The following assignments have been given, with due dates as shown:
Assignment 1 – Due: Tuesday, September 11
Assignment 2 – Due: Tuesday, September 25
Complete the “Environment Variable and Set-UID Lab” from the Syracuse SEED Labs. You are encouraged to work on your own computer – install VirtualBox, download and set up the SEED Labs Ubuntu 16.04 virtual machine, and do your work there. Alternatively, you can use the SEED Lab image hosted on the class server (we will go over this in class, and a summary of instructions is available here.
Your assignment submission will be a lab report, describing what you did, what you saw, and what you learned. This should be typed and submitted electronically in Canvas.
Assignment 3 – Due: Tuesday, October 16 Thursday, October 18
Complete the “Buffer-Overflow Vulnerability Lab” from the Syracuse SEED Labs. As in the last assignment, you can either use a virtual machine on your own computer, or the one that is set up for you on the class server.
Assignment 4 – Due: Tuesday, November 6
Complete the "TCP/IP Attack Lab from the Syracuse SEED Labs.
Note that this lab requires multiple virtual machines running simultaneously. Each virtual machine takes up a good chunk of RAM, so if you are running this on a machine with less than 8GB RAM then running 3 VMs simultaneously is a bit of a stretch. It is perfectly acceptable to do this lab with just two VMs, with the “attacker” tasks being executed on the client or server VMs. That’s a little less realistic, but you use and see all the same concepts.
Tip 1: Make sure you follow the instructions in the SEED Lab VirtualBox setup manual for setting up multiple virtual machines (Appendix B). To make your work a little easier, you should look into the “Customization” directory on the SEED Lab VMs to make each VM look a little different (visual cues are very helpful!). Note that one step is missing: To install the custom icons in the Launch bar, the .desktop files must be executable. Just go into the Customization directory and execute the command “chmod a+x *.desktop” to fix this problem.
Tip 2: Unfortunately, “NAT Network” mode is broken in the standard Ubuntu VirtualBox packages. If your host computer is running Ubuntu (or a variant, like Mint) then you should install the VirtualBox packages from Oracle – not from Ubuntu.

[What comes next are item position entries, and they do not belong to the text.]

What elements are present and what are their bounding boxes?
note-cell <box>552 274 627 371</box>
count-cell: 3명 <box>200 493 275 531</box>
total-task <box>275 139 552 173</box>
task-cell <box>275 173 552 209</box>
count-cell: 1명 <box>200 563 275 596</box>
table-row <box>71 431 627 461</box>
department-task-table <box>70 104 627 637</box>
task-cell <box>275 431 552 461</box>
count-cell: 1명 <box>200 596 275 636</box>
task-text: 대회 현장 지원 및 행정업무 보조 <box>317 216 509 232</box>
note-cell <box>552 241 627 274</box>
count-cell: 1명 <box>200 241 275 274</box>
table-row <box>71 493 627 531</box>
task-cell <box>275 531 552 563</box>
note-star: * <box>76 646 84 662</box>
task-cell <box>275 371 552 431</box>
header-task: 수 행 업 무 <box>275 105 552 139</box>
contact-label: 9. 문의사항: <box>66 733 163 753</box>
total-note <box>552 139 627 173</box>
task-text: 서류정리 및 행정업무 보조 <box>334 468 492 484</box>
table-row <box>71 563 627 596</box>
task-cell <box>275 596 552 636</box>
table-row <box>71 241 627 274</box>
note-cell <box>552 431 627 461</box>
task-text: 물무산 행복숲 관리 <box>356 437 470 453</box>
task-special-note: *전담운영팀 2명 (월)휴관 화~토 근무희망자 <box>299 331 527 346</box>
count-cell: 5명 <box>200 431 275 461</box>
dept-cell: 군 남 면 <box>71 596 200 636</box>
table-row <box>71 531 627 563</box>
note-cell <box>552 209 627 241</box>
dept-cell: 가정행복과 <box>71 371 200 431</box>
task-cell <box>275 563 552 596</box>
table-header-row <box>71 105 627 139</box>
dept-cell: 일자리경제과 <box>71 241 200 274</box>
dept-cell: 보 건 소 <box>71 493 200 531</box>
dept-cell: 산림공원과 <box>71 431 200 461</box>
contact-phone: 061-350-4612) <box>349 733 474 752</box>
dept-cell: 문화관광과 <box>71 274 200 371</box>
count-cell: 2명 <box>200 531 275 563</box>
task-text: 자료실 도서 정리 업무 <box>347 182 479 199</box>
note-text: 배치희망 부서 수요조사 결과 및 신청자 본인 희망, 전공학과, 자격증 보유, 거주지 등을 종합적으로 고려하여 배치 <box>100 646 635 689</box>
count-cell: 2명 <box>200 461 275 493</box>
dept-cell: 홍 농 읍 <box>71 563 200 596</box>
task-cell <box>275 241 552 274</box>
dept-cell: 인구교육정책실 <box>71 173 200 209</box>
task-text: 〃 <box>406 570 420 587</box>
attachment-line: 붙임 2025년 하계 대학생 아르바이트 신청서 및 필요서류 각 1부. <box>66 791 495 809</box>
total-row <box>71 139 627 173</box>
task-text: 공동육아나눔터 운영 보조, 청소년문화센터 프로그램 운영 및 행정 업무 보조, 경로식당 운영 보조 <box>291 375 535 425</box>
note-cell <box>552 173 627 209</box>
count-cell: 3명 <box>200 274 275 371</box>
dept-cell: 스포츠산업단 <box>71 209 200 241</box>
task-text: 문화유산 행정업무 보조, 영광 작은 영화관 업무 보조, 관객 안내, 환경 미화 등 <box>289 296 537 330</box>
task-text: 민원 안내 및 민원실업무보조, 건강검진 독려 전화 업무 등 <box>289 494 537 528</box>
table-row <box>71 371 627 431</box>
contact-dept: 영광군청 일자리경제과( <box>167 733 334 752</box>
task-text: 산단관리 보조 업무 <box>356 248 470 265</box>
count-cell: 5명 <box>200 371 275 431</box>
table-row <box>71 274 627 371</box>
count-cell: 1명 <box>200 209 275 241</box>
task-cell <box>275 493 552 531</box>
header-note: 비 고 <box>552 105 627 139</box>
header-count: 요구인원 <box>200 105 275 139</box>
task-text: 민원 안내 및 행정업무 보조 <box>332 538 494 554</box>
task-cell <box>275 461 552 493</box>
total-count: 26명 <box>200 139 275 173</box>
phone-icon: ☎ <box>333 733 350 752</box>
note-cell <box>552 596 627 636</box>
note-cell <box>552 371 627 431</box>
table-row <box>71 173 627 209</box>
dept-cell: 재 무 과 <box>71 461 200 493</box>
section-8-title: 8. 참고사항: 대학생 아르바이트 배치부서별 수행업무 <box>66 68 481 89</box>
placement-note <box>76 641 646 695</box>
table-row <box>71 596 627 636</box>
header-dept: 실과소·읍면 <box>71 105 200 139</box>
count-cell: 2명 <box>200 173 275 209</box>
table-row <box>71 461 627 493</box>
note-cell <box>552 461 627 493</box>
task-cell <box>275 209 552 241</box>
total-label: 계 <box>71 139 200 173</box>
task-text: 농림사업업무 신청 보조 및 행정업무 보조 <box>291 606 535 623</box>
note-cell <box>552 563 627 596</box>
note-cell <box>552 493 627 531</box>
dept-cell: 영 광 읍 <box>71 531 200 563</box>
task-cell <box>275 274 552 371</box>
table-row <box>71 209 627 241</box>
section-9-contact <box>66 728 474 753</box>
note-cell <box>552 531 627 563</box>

Tip 3: The third main task, interfering with video streaming, won’t work with modern, robust video stream sites (like YouTube). Try it anyway and see what happens. For 5 points extra credit, use Wireshark to capture packets so you can see what is going on when this attack is launched against a browser streaming a YouTube video and explain what happens. Note that video streaming sends a lot of packets, so only capture 2 or 3 seconds of streaming under this attack or you’ll have way too much to look at.
And finally: Everything in this lab can be done with the netwox tool automating the attacks. For up to 25 points extra credit, do the exercises with Scapy. You’ll need to do some tutorials to see how to make Scapy work (and you’ll need to be able to write simple Python programs), but this is a very beneficial exercise if you have the time to take it on!
Assignment 5 – Due: Tuesday, November 27
This assignment uses the OWASP SecurityShepherd lessons and challenges that are available on the class server. First, follow the instructions that are on Canvas or were given in class to register for an account on the server. You will see a menu on the left side of the screen giving different “levels” of challenges, with increasing difficulty. Everyone should be able to do all of the “Field Training” and “Private” level challenges, and a few of the harder ones.
You should write up a brief (1-2 sentences) description of each level solved describing the solution and how you figured it out, and should submit this write-up in Canvas. The maximum possible assignment grade is calculated based on the number points earned from challenges, translated as follows:
90 points: 60% (this corresponds to all “Field Training” challenges)
150 points: 70% (all “Field Training” and at least two “Private”)
405 points: 85% (all “Field Training” and “Private”)
500 points: 100% (at least two challenges above “Private”)
Anything above 500 points will provide extra credit (up to 25% extra credit)
Tips and hints will be posted to Canvas.